Den Auftakt machte stud. theol. Lukas Link mit seinem Vortrag „Landkarte freikirchlicher Ausbildungsformen und -stätten“, in dem er eine Strukturtypologie für Freikirchen und die ihnen zugehörigen freikirchlichen Ausbildungsstätten vorschlug. In der Typologie arbeitete er eine Kategorisierung der verschiedenen Freikirchen anhand ihrer Organisationsmodelle heraus, wobei vom Organisationsgrad der Kirche auch der Institutionalisierungsgrad ihrer Ausbildungsform abhängt. Damit war der Tagung ein dynamisches Kategorisierungsmodell für die Auseinandersetzung mit Theologischer Ausbildung in ihrem Wandel gegeben. Die anschließende Diskussion stellte die Bedeutungen von (informellen) Netzwerken, besonders für den Typ der freien Gemeinden, heraus.
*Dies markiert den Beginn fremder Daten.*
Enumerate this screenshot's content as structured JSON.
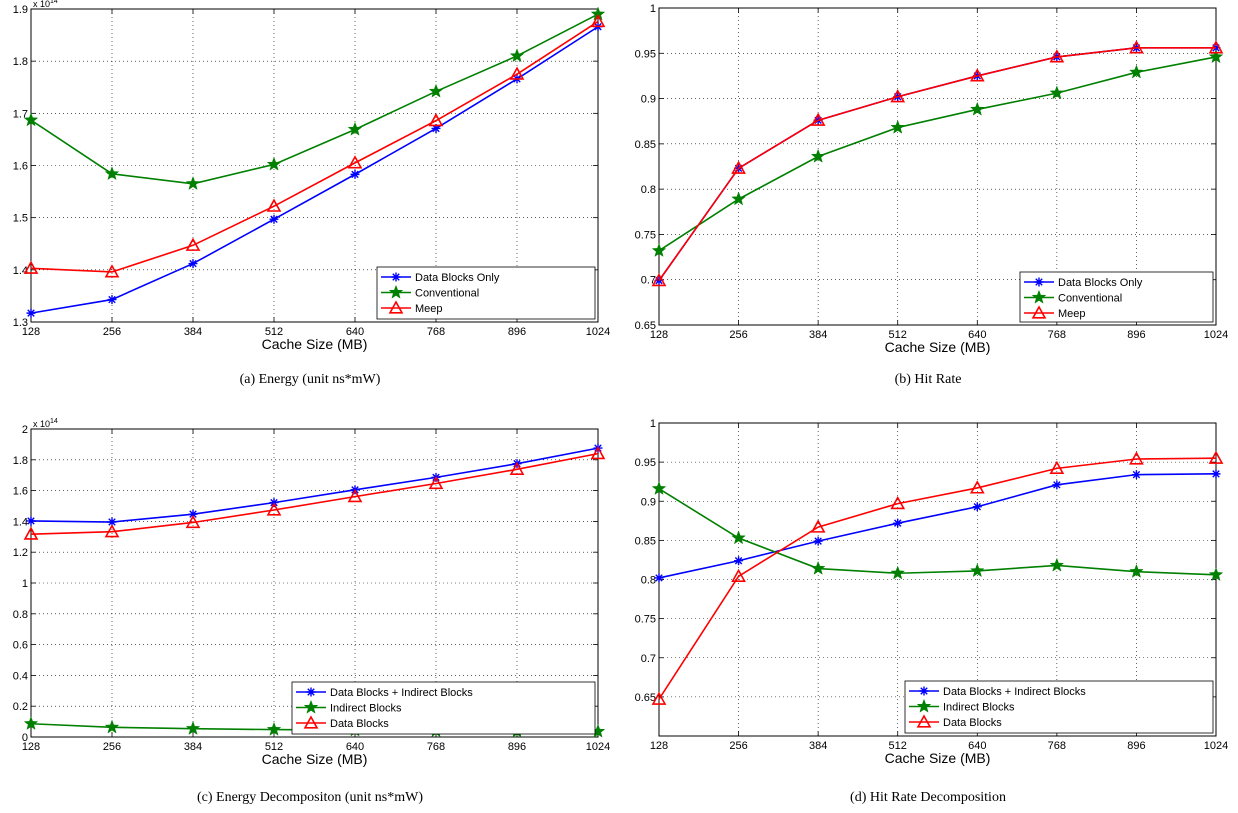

Prof. Dr. Ulrike Schuler von der Theologischen Hochschule Reutlingen der Ev.-methodistischen Kirche trug den Vortrag „Vom Predigerseminar zur Theologischen Hochschule. Akademisierungsprozesse freikirchlicher Ausbildungsstätten am Beispiel der Theologischen Hochschule Reutlingen“ bei. Schuler zeichnete die Akademisierungsbewegung der methodistischen Predigerausbildung nach: Vom großen Gewicht, das auf die umfassende Belesenheit der frühen Laienprediger der methodistischen Bewegung gelegt wurde, bis zur Gründung von Ausbildungsstätten und dem damit zusammengehenden Anstieg des Bildungsniveaus in den Gemeinden. Sie hob dabei unter anderem die Bedeutung der Begegnung und Auseinandersetzung mit der Landeskirche hervor, die der methodistischen Bewegung eine fehlende geordnete Theologieausbildung vorwarf und Methodist:innen von Kanzel, Abendmahl und Friedhof ausschloss. Die Akademisierungsbewegung mündete für die Ev.-methodistische Kirche schließlich im formell aufwändigen, aber inhaltlich kongruenten Schritt der staatlichen Akkreditierung ihrer Hochschule.
Prof. Dr. Kenneth Appold vom Princeton Theological Seminary berichtete von „Konfessionellen Positionen im universitären Diskurs an nordamerikanischen theologischen Fakultäten“. Er nutzte dabei den deutschen universitären Diskurs als Kontrastfolie, wobei er als ersten deutlichen Unterschied den Aufbau des Studiums in zunächst Liberal Arts für alle Studierenden und einer anschließenden Aufteilung in verschiedene Fächer, wie Theologie, nennt. Außerdem sind die Hochschulen im Unterschied zu den meisten deutschen Fakultäten nicht staatlich organisiert. Inhaltlicht prägt eine große konfessionelle und internationale Breite sowohl der Studierendenschaft als auch der Dozierendenschaft die nordamerikanischen Fakultäten, woraus eine inhaltliche Breite und Vielzahl an Perspektiven im Studium resultiert, aber sich weniger Grundwissen voraussetzen lässt.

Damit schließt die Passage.